According to one report, LeMenager--an admissions officer at Princeton since 1983--said he was exploring the idea of setting up a Web site similar to the site designed by a Yale senior to enable applicants to learn their admission status. But Chris Michel, a senior who is editor in chief of the Yale Daily News, said LeMenager's contention that he wanted only to find out how vulnerable the site really was sounded flimsy.

"If Princeton was that concerned about the security, they could have sent their [information technology] people to talk to us," said Michel, who spent Friday fending off e-mails from around the country after his publication broke the story Thursday.

The incident included 18 improper visits to the Web site and involved 11 students who apparently applied to both Princeton and Yale. Michel said that along with ethics implications, the episode carried a heavy "psychological impact."

Ivy League schools compete fiercely for a narrow fraction of superstar students. The application process is grueling and, as Michel pointed out, "This certainly doesn't make it any easier."

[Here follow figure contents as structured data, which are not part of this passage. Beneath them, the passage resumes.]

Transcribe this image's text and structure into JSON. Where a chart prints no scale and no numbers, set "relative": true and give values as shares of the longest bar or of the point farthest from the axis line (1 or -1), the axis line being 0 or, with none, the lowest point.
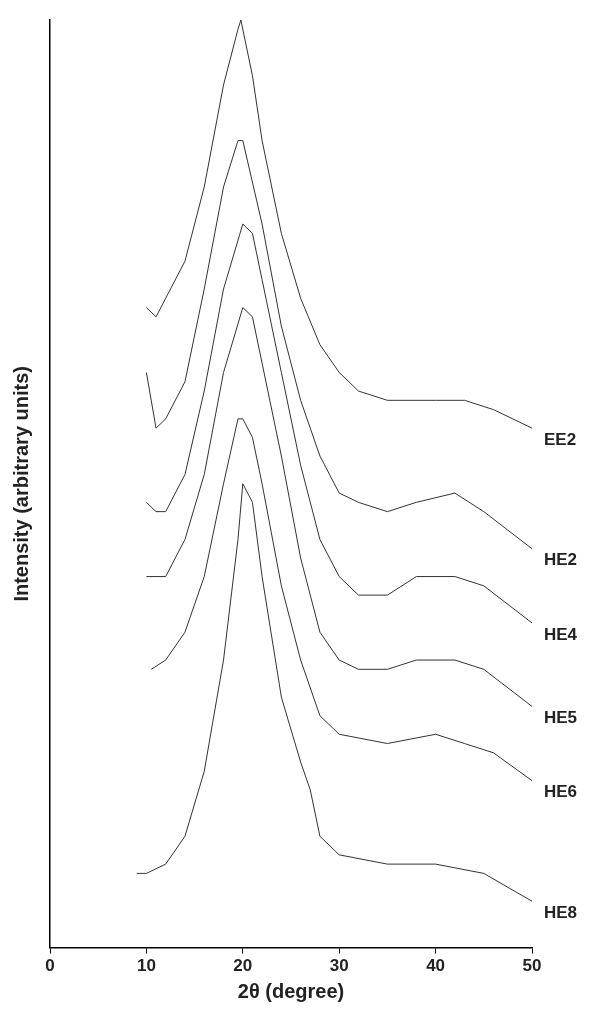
{
  "chart_data": {
    "type": "line",
    "xlabel": "2θ (degree)",
    "ylabel": "Intensity (arbitrary units)",
    "relative": true,
    "xlim": [
      0,
      50
    ],
    "xticks": [
      0,
      10,
      20,
      30,
      40,
      50
    ],
    "grid": false,
    "legend": false,
    "marker": "none",
    "line_style": "solid",
    "series": [
      {
        "name": "EE2",
        "color": "#333333",
        "x": [
          10,
          11,
          12,
          14,
          16,
          18,
          19.5,
          19.8,
          21,
          22,
          24,
          26,
          28,
          30,
          32,
          35,
          40,
          43,
          46,
          50
        ],
        "values": [
          0.69,
          0.68,
          0.7,
          0.74,
          0.82,
          0.93,
          0.99,
          1,
          0.94,
          0.87,
          0.77,
          0.7,
          0.65,
          0.62,
          0.6,
          0.59,
          0.59,
          0.59,
          0.58,
          0.56
        ]
      },
      {
        "name": "HE2",
        "color": "#333333",
        "x": [
          10,
          11,
          12,
          14,
          16,
          18,
          19.5,
          20,
          22,
          24,
          26,
          28,
          30,
          32,
          35,
          38,
          42,
          45,
          50
        ],
        "values": [
          0.62,
          0.56,
          0.57,
          0.61,
          0.71,
          0.82,
          0.87,
          0.87,
          0.78,
          0.67,
          0.59,
          0.53,
          0.49,
          0.48,
          0.47,
          0.48,
          0.49,
          0.47,
          0.43
        ]
      },
      {
        "name": "HE4",
        "color": "#333333",
        "x": [
          10,
          11,
          12,
          14,
          16,
          18,
          20,
          21,
          22,
          24,
          26,
          28,
          30,
          32,
          35,
          38,
          42,
          45,
          50
        ],
        "values": [
          0.48,
          0.47,
          0.47,
          0.51,
          0.6,
          0.71,
          0.78,
          0.77,
          0.72,
          0.62,
          0.52,
          0.44,
          0.4,
          0.38,
          0.38,
          0.4,
          0.4,
          0.39,
          0.35
        ]
      },
      {
        "name": "HE5",
        "color": "#333333",
        "x": [
          10,
          11,
          12,
          14,
          16,
          18,
          20,
          21,
          22,
          24,
          26,
          28,
          30,
          32,
          35,
          38,
          42,
          45,
          50
        ],
        "values": [
          0.4,
          0.4,
          0.4,
          0.44,
          0.51,
          0.62,
          0.69,
          0.68,
          0.63,
          0.53,
          0.42,
          0.34,
          0.31,
          0.3,
          0.3,
          0.31,
          0.31,
          0.3,
          0.26
        ]
      },
      {
        "name": "HE6",
        "color": "#333333",
        "x": [
          10.5,
          12,
          14,
          16,
          18,
          19.5,
          20,
          21,
          22,
          24,
          26,
          28,
          30,
          35,
          40,
          43,
          46,
          50
        ],
        "values": [
          0.3,
          0.31,
          0.34,
          0.4,
          0.5,
          0.57,
          0.57,
          0.55,
          0.5,
          0.39,
          0.31,
          0.25,
          0.23,
          0.22,
          0.23,
          0.22,
          0.21,
          0.18
        ]
      },
      {
        "name": "HE8",
        "color": "#333333",
        "x": [
          9,
          10,
          12,
          14,
          16,
          18,
          19.5,
          20,
          21,
          22,
          24,
          26,
          27,
          28,
          30,
          35,
          40,
          45,
          50
        ],
        "values": [
          0.08,
          0.08,
          0.09,
          0.12,
          0.19,
          0.31,
          0.44,
          0.5,
          0.48,
          0.4,
          0.27,
          0.2,
          0.17,
          0.12,
          0.1,
          0.09,
          0.09,
          0.08,
          0.05
        ]
      }
    ]
  }
}
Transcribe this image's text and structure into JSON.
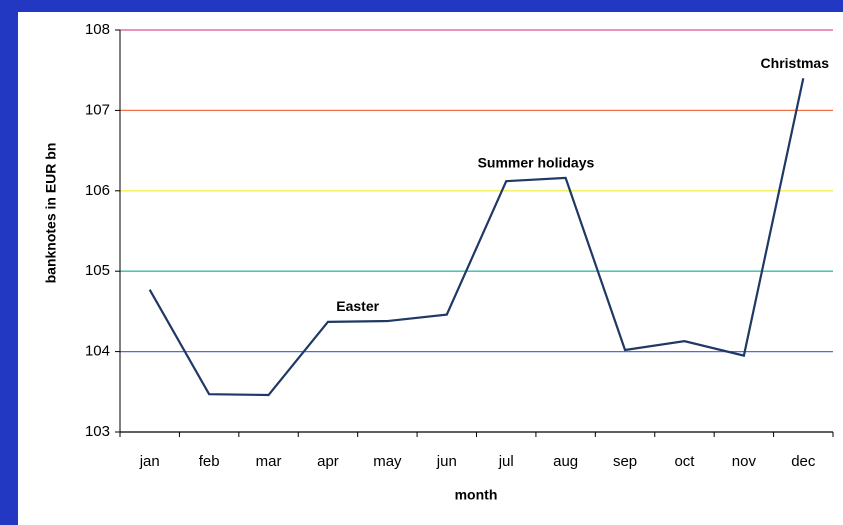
{
  "chart_data": {
    "type": "line",
    "categories": [
      "jan",
      "feb",
      "mar",
      "apr",
      "may",
      "jun",
      "jul",
      "aug",
      "sep",
      "oct",
      "nov",
      "dec"
    ],
    "series": [
      {
        "color": "#1f3864",
        "values": [
          104.77,
          103.47,
          103.46,
          104.37,
          104.38,
          104.46,
          106.12,
          106.16,
          104.02,
          104.13,
          103.95,
          107.4
        ]
      }
    ],
    "ylim": [
      103,
      108
    ],
    "yticks": [
      103,
      104,
      105,
      106,
      107,
      108
    ],
    "grid": true,
    "grid_colors": [
      "#000000",
      "#4f6fd8",
      "#3cb8b0",
      "#f2ef55",
      "#f07048",
      "#e0509a"
    ],
    "xlabel": "month",
    "ylabel": "banknotes in EUR bn",
    "annotations": [
      {
        "text": "Easter",
        "categories": [
          "apr",
          "may"
        ]
      },
      {
        "text": "Summer holidays",
        "categories": [
          "jul",
          "aug"
        ]
      },
      {
        "text": "Christmas",
        "categories": [
          "dec"
        ]
      }
    ]
  }
}
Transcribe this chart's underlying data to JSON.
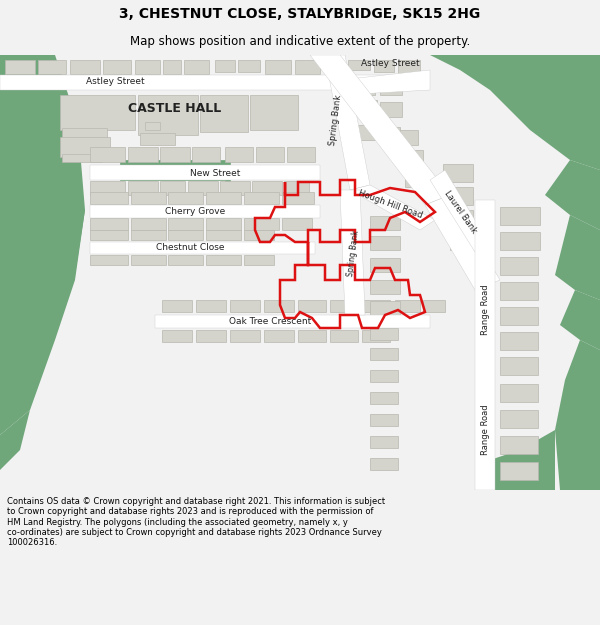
{
  "title": "3, CHESTNUT CLOSE, STALYBRIDGE, SK15 2HG",
  "subtitle": "Map shows position and indicative extent of the property.",
  "footer": "Contains OS data © Crown copyright and database right 2021. This information is subject\nto Crown copyright and database rights 2023 and is reproduced with the permission of\nHM Land Registry. The polygons (including the associated geometry, namely x, y\nco-ordinates) are subject to Crown copyright and database rights 2023 Ordnance Survey\n100026316.",
  "bg_color": "#f2f2f2",
  "map_bg": "#f0efe8",
  "green_color": "#6fa67a",
  "building_color": "#d4d4cc",
  "building_edge": "#b8b8b0",
  "road_color": "#ffffff",
  "red_color": "#dd1111",
  "text_color": "#333333"
}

Schools of the caliber of Princeton and Yale "talk about trust a lot, and they talk about integrity," Michel said. "The sense that pervades these campuses is that these are students who are not only academically talented but are being trained to be the leaders of tomorrow. If we are giving them this kind of message at this stage of the application, then it is very troubling."

At his office outside Boston, college planning consultant Lloyd Peterson said Friday that he was mystified why Princeton would find it necessary to troll for information about students already accepted to Yale.

"The intellectual firepower is about the same in both places," said Peterson, a former associate director of admissions at Yale who now advises high school students. "Everybody's competing with everybody now, but has it reached the point where poor Princeton is poaching on Yale? Everybody's got enough A-average, 1,600-SAT score kids in the pool to where this isn't necessary. I guess a certain paranoia just slipped into the Princeton folks."

Peterson said he was disturbed because "in the [Ivy] league, we always felt whether a student or an employee, you set the tone. You set the standard with regard to integrity and fair play and practice."